REGnosys: 3 ways to measure CDM success

Over the past decade, building a more efficient and robust post-trade processing framework has become a key priority for financial institutions. The Common Domain Model (CDM) is one of the most promising technologies to emerge from this transition. In this TABB FORUM article, Leo Labeis, CEO at REGnosys, discusses indicators to measure the success of the CDM.

What the CDM does is greatly accelerate the development of solutions and makes them interoperable and interchangeable. It is therefore a mistake to use the adoption metric to measure the success of the CDM. Instead, there are three alternative indicators we can use:

  • How many solutions, services and applications are or have been developed based on the CDM as their infrastructure?
    While exact numbers are hard to come by since many are still in development phase, anecdotal evidence from our work with industry members suggests we have firmly crossed into two-digit territory.
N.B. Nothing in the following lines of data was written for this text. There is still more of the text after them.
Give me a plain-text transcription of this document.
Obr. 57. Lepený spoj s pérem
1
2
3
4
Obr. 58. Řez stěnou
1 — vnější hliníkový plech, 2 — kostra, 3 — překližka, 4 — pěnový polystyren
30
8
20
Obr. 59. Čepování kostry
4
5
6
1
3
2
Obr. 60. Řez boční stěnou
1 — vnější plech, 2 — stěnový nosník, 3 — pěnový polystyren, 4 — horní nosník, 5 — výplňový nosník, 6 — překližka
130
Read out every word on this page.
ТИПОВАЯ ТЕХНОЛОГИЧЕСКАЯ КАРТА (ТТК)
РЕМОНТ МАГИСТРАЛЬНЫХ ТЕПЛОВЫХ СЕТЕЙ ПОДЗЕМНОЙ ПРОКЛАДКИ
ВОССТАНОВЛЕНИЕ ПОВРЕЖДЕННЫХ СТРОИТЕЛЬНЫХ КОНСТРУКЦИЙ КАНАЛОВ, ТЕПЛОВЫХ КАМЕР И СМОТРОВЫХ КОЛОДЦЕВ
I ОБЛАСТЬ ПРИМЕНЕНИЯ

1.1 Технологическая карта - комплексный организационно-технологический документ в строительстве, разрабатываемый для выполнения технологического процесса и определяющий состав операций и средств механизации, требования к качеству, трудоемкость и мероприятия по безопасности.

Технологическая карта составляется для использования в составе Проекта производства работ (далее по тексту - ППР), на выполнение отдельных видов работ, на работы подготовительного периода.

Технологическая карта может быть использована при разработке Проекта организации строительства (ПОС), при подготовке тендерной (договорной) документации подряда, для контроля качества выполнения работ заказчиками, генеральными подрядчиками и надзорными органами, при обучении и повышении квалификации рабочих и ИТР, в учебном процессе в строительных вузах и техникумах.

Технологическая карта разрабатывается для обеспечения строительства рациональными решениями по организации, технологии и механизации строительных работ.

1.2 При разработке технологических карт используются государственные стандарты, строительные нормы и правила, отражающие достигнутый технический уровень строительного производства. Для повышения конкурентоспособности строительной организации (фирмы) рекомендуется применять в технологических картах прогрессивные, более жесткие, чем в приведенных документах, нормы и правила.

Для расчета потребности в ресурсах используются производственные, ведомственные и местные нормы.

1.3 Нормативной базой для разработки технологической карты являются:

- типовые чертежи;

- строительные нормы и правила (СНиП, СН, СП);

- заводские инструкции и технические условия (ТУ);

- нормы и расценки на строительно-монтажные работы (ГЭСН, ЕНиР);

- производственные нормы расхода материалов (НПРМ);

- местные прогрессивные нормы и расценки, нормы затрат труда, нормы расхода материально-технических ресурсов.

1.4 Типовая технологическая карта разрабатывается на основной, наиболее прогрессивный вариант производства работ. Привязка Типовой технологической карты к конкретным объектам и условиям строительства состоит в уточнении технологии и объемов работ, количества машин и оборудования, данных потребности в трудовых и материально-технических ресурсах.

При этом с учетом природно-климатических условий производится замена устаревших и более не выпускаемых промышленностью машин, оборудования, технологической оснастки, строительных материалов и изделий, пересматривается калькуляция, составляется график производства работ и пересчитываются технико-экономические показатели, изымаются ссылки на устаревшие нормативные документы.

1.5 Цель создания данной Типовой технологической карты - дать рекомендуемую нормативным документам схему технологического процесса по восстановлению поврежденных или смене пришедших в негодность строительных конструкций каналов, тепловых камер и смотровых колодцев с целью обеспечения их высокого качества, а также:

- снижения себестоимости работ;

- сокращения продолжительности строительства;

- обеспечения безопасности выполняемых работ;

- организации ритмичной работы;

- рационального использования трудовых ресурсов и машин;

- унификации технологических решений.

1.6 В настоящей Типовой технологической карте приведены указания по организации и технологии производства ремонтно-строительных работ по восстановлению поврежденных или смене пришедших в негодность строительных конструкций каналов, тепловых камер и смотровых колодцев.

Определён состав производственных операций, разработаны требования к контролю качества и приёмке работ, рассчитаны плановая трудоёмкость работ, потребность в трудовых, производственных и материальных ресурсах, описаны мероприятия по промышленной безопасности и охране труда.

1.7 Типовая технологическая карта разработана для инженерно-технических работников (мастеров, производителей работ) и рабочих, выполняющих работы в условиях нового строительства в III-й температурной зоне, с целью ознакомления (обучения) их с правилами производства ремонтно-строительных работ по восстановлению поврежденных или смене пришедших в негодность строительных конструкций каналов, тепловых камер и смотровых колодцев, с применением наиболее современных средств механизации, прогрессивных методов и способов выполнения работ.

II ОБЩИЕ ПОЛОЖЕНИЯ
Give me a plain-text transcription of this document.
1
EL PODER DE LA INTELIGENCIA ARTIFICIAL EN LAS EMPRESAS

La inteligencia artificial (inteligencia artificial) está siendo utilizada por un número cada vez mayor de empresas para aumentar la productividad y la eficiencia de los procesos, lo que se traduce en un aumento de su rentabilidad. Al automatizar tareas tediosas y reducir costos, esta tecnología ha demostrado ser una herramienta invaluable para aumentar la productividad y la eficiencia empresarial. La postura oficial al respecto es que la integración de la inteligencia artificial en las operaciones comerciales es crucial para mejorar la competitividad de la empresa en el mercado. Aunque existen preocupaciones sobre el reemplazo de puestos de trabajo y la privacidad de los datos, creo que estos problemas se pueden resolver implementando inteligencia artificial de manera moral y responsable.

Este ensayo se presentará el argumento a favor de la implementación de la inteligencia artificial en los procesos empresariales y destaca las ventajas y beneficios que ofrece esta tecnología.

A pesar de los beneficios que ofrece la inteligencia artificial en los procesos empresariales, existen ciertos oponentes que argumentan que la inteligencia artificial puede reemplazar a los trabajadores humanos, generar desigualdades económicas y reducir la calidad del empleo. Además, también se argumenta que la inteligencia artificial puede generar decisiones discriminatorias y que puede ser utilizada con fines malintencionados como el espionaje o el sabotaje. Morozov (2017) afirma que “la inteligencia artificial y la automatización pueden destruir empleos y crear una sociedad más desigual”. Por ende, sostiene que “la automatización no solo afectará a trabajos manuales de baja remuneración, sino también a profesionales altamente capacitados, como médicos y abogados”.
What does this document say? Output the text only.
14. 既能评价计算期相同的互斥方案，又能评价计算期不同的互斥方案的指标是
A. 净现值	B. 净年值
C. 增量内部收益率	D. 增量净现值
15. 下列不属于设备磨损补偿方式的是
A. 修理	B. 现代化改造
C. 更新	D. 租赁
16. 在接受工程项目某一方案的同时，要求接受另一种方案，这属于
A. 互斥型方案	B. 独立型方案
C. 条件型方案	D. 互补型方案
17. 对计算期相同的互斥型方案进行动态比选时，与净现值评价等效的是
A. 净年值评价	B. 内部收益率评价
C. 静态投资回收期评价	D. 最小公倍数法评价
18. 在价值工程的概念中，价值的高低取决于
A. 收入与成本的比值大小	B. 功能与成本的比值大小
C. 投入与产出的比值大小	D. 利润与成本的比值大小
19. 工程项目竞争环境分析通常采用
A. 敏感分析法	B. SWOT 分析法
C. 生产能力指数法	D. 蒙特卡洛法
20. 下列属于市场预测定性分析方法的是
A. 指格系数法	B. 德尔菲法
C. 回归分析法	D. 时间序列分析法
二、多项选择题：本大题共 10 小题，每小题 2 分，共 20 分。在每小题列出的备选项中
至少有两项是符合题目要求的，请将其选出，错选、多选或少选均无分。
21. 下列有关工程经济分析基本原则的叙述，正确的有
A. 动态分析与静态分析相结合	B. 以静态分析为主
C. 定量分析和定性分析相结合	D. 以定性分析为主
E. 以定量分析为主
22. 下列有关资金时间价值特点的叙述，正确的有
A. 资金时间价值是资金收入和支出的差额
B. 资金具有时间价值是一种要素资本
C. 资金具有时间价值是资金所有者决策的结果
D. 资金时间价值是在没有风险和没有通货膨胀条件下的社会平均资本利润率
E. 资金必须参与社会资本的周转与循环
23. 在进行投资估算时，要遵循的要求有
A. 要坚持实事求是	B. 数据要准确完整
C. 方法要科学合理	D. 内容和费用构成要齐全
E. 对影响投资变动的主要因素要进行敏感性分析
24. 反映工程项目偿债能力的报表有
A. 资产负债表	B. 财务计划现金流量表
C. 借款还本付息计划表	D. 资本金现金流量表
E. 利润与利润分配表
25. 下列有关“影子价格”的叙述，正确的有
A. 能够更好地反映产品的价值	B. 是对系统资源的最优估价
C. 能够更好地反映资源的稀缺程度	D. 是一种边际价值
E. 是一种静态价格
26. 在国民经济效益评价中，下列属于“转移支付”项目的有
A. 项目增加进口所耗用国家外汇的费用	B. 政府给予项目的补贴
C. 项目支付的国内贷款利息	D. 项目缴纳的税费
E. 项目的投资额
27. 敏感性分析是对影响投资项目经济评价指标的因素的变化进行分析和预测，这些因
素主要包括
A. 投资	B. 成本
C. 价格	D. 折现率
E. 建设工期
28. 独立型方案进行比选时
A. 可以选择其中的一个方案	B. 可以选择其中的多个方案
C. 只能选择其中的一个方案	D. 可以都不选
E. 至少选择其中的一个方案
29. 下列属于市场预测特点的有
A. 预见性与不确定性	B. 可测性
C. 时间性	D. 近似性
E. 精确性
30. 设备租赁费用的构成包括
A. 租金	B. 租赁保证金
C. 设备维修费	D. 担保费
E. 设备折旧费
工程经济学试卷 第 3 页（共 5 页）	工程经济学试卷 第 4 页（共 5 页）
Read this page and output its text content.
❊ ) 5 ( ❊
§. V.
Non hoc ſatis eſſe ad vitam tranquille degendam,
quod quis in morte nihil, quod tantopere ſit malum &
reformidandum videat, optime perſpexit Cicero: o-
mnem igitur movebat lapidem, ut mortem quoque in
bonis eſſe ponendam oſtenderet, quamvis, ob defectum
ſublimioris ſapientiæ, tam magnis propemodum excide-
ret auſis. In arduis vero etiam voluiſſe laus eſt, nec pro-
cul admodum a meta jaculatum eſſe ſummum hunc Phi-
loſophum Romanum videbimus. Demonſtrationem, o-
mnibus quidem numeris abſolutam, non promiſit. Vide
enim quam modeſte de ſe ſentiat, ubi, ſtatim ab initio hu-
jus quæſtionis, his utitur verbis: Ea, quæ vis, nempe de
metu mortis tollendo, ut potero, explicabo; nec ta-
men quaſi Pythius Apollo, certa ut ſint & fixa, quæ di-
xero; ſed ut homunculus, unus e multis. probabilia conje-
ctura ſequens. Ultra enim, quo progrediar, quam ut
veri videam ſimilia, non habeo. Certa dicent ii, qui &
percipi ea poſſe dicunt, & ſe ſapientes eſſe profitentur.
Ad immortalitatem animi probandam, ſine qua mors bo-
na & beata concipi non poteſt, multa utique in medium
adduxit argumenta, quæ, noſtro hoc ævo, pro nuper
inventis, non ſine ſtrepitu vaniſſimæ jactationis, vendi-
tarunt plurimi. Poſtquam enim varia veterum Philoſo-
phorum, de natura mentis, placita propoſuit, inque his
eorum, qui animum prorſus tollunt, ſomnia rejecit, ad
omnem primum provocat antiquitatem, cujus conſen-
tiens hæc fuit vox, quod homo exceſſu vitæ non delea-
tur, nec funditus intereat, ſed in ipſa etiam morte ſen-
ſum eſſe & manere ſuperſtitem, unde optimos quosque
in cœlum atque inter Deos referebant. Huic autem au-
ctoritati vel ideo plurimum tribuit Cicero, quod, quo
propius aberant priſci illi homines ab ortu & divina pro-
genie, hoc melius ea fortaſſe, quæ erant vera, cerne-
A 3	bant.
One particular theme that has seen the industry coalesce around in 2022 is collateral management, with an important breakthrough to standardise collateral eligibility in the CDM through the so-called Eligible Collateral Model (ECM). Much more work remains to do in this area, but a strong and diverse group of industry participants made of buy- and sell-side firms, custodians and technology vendors have committed resources to the development of the ECM and its implementation. With the three trade associations, ISDA, ISLA and ICMA, now joining forces on the development of the CDM under FINOS, the surface area of the ECM is getting substantially larger and will eventually impact all of capital markets.

  •  What efficiency gains (time, money etc.) are these solutions allowing their users to realise?

On efficiency gains, this boils-down to a case-by-case basis. Early estimates of the overall cost reduction that CDM implementation could generate are around $3-4 billion, but that could be even higher. Regardless, this is best left to a free-market process to identify these bottlenecks and apply the CDM to reduce them.

In that regard, one interesting development is in the make-up of the “core” CDM community actively contributing to its development. This group features an increasing number of technology vendors, some established and some more green shoots. The one thing they all have in common is that they have identified some of these bottlenecks, are building solutions to remove them, and have figured a commercially viable way to share the gains with their clients.

  • How much has the CDM accelerated the time-to-market of those solutions, or plainly made them viable?

One of the most advanced use-cases of the CDM is DRR. One reason why DRR could successfully be deployed to fulfil the new CFTC requirements last year is that the CDM had already reached a certain level of maturity. It was in its 4th year of development back at the end of 2021 when DRR shifted its focus onto the CFTC Rewrite. To be sure, the CDM had gaps that needed to be filled before it could be “CFTC-ready”. But it had a big head-start – including, for instance, a recently revamped lifecycle event model which turned out to be instrumental for trade reporting.